European stock markets made solid gains in the week ended 23 September, with the MSCI Europe Index ending 2.7% higher. Among the major European markets, the French CAC 40 rose 3.6%, Germany’s DAX gained 3.4%, the UK’s FTSE 100 was up 3.0%, Spain’s IBEX 35 was 2.2% higher, and Italy’s FTSE MIB put on 1.6%. It was a relatively quiet week on European markets, with little domestic economic news to drive direction until the end of the week, when the latest eurozone composite purchasing managers’ index (PMI) showed a slight decline in regional industrial activity in September. However, the PMI remains at a level that suggests the overall eurozone economy is still growing at a modest rate.
The big question for markets is whether the European Central Bank (ECB) will take action to further ease monetary policy to shore up the recovery, having refrained from making any adjustments at its meeting earlier this month. In particular, investors are looking for guidance from the ECB on the future of its EUR 80 billion per month asset purchase programme, which is due to expire in March 2017. The ECB will need to explain if it is going to extend the programme, and also detail how it intends to deal with the looming “scarcity” issue, with the central bank on course to run out of eligible assets to buy in late 2017. On the markets, cyclical stocks did well, with basic resources leading the way thanks to a boost from a weaker US dollar. Autos and insurance also outperformed. Banks again struggled, although the sector was still positive for the week. Deutsche Bank suffered further heavy losses following news that the lender may be liable for a potential USD 14 billion bill to settle an investigation by the US Department of Justice into mis-selling of residential mortgage-backed securities.

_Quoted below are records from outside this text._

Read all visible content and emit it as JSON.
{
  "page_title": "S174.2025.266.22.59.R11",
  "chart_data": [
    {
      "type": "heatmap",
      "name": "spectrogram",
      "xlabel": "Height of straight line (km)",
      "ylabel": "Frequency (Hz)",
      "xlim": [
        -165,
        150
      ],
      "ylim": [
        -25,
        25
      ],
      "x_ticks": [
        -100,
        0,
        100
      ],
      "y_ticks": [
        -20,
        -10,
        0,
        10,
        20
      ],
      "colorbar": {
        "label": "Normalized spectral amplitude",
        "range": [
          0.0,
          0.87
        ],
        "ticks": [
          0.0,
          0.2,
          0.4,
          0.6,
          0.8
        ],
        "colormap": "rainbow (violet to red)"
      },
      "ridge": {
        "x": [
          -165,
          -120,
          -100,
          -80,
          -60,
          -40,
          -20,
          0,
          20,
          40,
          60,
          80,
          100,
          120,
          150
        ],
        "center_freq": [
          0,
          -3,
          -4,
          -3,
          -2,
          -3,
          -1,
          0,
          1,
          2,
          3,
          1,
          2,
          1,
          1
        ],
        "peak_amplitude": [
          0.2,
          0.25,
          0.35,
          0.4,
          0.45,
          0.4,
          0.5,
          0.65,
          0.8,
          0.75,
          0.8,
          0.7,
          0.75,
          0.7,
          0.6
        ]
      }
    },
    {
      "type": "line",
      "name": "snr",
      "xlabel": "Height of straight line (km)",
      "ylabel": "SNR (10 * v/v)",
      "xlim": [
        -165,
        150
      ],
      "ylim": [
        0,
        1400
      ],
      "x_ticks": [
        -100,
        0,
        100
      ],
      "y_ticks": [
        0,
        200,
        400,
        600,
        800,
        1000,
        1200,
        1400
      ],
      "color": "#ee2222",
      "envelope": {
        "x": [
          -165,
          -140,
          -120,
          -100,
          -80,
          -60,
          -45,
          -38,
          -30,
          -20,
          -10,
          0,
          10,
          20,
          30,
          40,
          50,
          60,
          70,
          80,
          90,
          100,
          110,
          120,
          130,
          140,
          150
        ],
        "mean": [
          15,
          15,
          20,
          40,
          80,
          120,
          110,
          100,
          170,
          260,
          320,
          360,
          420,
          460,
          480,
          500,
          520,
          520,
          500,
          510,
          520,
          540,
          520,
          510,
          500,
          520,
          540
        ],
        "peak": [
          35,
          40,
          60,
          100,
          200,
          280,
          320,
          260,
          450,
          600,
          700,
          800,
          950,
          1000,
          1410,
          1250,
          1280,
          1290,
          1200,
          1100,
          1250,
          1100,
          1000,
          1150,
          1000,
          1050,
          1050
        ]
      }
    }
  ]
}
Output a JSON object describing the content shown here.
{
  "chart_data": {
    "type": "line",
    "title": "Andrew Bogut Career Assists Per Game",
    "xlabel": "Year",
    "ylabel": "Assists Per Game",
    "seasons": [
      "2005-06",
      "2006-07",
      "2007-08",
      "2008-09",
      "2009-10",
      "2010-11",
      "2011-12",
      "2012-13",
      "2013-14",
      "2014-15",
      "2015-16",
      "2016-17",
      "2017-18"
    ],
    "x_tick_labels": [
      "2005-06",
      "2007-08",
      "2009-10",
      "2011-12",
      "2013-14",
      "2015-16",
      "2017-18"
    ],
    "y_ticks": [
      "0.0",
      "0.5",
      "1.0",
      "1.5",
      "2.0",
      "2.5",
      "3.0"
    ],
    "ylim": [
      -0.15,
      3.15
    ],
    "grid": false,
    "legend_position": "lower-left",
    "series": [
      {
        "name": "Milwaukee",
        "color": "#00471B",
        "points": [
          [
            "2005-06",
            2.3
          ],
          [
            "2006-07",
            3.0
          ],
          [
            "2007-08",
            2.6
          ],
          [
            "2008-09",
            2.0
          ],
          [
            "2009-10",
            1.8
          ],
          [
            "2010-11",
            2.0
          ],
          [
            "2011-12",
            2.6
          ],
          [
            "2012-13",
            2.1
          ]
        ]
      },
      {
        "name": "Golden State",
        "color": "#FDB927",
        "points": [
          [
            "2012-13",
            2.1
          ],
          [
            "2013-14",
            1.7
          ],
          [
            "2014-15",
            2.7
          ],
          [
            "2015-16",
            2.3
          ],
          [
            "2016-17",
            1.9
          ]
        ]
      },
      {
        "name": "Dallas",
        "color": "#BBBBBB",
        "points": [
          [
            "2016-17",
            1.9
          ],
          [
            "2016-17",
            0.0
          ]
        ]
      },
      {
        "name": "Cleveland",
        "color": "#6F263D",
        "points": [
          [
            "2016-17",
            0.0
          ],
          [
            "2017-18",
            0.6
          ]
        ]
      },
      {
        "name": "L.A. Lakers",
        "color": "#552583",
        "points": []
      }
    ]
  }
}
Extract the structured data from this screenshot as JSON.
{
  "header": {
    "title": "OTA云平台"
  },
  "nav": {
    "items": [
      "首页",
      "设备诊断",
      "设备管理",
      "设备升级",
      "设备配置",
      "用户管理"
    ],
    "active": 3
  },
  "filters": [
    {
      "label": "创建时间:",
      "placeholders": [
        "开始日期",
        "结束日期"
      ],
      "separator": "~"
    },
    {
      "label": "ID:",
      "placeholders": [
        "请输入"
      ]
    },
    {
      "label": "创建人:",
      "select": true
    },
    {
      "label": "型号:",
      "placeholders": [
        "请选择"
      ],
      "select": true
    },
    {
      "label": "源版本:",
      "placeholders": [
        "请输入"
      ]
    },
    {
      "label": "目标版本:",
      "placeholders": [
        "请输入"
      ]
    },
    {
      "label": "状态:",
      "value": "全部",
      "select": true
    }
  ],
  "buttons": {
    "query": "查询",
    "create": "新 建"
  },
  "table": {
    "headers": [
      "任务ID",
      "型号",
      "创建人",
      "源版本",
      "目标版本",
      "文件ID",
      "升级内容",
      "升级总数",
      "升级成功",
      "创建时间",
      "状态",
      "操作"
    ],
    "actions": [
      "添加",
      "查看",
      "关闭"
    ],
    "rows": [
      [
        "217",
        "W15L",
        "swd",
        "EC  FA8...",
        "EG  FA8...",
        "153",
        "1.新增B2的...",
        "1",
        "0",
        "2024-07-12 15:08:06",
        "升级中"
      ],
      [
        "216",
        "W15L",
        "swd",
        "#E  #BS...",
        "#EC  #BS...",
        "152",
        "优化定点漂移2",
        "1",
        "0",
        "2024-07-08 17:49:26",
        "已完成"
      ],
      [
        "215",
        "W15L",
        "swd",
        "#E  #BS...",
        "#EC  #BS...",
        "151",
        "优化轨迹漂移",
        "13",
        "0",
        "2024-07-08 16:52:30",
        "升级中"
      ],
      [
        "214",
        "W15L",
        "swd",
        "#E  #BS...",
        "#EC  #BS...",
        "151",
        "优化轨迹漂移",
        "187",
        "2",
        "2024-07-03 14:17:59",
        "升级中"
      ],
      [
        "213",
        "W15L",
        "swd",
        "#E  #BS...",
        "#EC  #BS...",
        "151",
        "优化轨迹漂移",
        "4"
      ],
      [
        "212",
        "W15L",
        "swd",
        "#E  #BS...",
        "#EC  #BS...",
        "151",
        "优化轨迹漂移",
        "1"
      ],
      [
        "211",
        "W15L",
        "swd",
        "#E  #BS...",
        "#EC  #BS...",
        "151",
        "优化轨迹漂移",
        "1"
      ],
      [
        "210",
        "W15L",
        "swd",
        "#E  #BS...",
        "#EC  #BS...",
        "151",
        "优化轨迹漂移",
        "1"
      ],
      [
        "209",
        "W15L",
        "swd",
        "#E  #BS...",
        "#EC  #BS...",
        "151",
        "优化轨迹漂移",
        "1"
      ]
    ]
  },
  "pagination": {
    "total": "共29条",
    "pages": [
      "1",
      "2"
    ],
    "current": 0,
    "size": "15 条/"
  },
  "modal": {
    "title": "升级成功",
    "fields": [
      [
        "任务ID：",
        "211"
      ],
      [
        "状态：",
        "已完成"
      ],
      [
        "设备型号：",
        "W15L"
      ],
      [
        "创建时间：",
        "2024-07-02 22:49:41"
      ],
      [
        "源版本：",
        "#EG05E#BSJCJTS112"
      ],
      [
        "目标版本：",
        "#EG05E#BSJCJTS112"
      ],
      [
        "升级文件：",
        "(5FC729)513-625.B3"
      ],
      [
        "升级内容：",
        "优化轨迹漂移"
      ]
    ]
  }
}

With the German government apparently ruling out any state bailout, investors are concerned about the bank’s capital position. In the UK, meanwhile, the post-Brexit economic rebound continued as the Confederation of British Industry’s manufacturing survey for September showed a significant improvement in expected output as UK businesses continue to benefit from sterling’s weakness since the referendum vote. Nevertheless, the Bank of England continues to be wary about weakness ahead. The latest report from the central bank’s own regional agents continues to suggest a broad weakening in business sentiment that could hit growth in 2017. The minutes of the last Monetary Policy Meeting also point to another UK interest rate cut later in the year.
Global Emerging Markets:
The MSCI Emerging Markets Index rose 2.5% in the week ending 23 September, outperforming the MSCI World, which was up 1.7%. The MSCI China rose 2.7%, as sentiment was boosted by improving housing and industrial production data. According to the National Bureau of Statistics, new home prices jumped 1.3% month on month (m/m) in August, marking the strongest monthly increase since the data release began in 2011, while industrial production rose a stronger-than-expected 6.3% in August—the highest reading since March 2016.
Elsewhere in emerging Asia, Taiwan’s Taiex was up 4.3%. Export orders surged 7.2% m/m in August, helped by a boost to the technology sector following the launch of the new iPhone. South Korea’s Kospi rose 2.7%, while India’s Sensex returned 0.2%. In emerging Europe, Poland’s WIG rose 1.5%, helped by a bounce in industrial production and retail sales in August, reversing July’s declines. However, construction plummeted in August, posing risks to the outlook for the country’s economic growth. Elsewhere, Russia’s RTS ended 3.4% higher, while Hungary’s BUX returned 0.1%. In Latin America, Brazil’s Bovespa and Mexico’s IPC ended the week 2.8% and 4.0% higher, respectively.
Bonds & Currency:
Core bond yields, which have been trending higher in recent weeks, fell back on expectations of continued stimulus from the BoJ, with the 10-year US Treasury yield ending the week 8 basis points lower at 1.62%.